Malawi is poorly electrified. Only 11% of the country has power at all, 42% of dwellers in towns (like me) but only 4% of people living rurally. The main source of electricity in the country is hydroelectric, generated from four large and many smaller power stations. That sounds great (Green Energy!) until something happens to one or more of the stations and then……it’s not. In January 2022, Cyclone Ana struck Malawi. The staff working at the Kapichira hydroelectric power station, the largest in the country, failed to divert water from the dam’s turbines. This destroyed them. Kapichira was supplying 23% of the country’s power. Now it is supplying zero. The cost to get the station back online was $60 million USD and the work would take 6 months. Most of you know that Malawi is a poor country. So, no repairs.

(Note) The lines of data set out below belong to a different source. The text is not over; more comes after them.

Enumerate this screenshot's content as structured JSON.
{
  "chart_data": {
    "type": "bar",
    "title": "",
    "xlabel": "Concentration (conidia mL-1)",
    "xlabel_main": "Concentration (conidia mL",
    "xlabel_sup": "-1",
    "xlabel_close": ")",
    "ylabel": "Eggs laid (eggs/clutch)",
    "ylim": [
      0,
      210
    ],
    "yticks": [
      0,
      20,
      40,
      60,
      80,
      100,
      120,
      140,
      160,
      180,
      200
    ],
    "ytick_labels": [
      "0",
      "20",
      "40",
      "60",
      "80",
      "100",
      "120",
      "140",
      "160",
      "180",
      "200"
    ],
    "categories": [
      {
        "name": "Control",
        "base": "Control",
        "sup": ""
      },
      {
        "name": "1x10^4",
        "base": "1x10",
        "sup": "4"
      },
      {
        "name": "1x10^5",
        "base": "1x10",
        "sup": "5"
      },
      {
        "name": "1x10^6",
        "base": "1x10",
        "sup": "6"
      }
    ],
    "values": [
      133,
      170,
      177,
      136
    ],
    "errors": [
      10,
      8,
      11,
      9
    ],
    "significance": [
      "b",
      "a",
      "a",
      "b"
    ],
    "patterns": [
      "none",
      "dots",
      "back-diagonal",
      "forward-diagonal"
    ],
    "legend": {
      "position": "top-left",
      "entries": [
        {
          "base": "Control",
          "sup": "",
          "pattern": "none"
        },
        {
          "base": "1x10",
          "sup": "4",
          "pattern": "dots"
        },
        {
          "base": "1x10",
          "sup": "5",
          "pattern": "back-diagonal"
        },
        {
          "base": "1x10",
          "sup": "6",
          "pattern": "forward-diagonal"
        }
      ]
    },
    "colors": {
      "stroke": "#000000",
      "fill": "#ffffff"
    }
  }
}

Only one in 25 Malawians living rurally has this luxury. For most, every day is a struggle to find wood or charcoal to light their homes and cook food.

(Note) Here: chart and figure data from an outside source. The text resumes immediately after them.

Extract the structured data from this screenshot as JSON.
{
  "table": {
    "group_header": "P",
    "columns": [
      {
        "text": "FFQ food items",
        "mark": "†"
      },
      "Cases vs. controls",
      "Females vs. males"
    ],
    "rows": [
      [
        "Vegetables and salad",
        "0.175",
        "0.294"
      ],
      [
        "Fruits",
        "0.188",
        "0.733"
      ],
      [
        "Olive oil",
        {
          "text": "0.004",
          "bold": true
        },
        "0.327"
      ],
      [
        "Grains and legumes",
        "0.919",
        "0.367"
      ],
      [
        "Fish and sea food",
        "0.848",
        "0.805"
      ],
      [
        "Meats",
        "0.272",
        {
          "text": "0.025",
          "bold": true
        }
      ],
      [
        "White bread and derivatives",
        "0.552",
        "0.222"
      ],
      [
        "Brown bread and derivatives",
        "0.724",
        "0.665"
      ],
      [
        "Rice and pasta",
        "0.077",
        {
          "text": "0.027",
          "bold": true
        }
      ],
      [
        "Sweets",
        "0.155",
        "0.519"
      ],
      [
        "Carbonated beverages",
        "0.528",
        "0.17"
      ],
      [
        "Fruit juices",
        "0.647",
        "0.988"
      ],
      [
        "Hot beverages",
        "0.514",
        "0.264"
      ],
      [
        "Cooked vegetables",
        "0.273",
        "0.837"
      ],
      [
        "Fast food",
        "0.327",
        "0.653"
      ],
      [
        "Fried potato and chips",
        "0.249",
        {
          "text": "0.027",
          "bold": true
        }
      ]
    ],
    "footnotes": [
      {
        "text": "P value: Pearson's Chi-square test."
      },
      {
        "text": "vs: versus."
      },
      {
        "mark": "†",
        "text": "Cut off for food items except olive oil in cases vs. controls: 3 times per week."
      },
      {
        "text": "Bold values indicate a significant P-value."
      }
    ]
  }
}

This resulted in “load shedding,” where the electricity supply to residential areas (like mine) is shut off for 10 hours per day. Two out of three days we have no power during breakfast. Two out of three days we have no power during dinner and early evening. When one is accustomed to having lights, charging items, cooking on a stove, and having a functional refrigerator, this was challenging. For the first few months I toughed it out. I purchased three small solar lanterns for dim night lighting, ate peanut butter and banana sandwiches for dinner, and went to bed very early. After 4 months, this got old.
My landlord, fortunately, is very kind. She had an inverter installed. An inverter has large rechargeable batteries that charge when the power is on. When there is no external power supply, the batteries allow use of the overhead lights and some outlets. Unfortunately, an inverter does not power anything that draws a lot of electricity such as a refrigerator, stove, oven, microwave, electric kettle, toaster, or even a coffee grinder. To rescue myself from a life of PBB sandwiches, I purchased a countertop gas cooktop. This has two burners and is connected to a gas cylinder. It is ugly, but at least I can have hot food for dinner the two out of three nights that we do not have power at dinnertime. None of this is optimal, but it is my life.
In June 2022, the President announced that the World Bank was loaning Malawi the funds to repair Kapichira. Inexplicably, work has still not begun. I suppose I should be happy I even have electricity. Only one in 25 Malawians living rurally has this luxury. For most, every day is a struggle to find wood or charcoal to light their homes and cook food.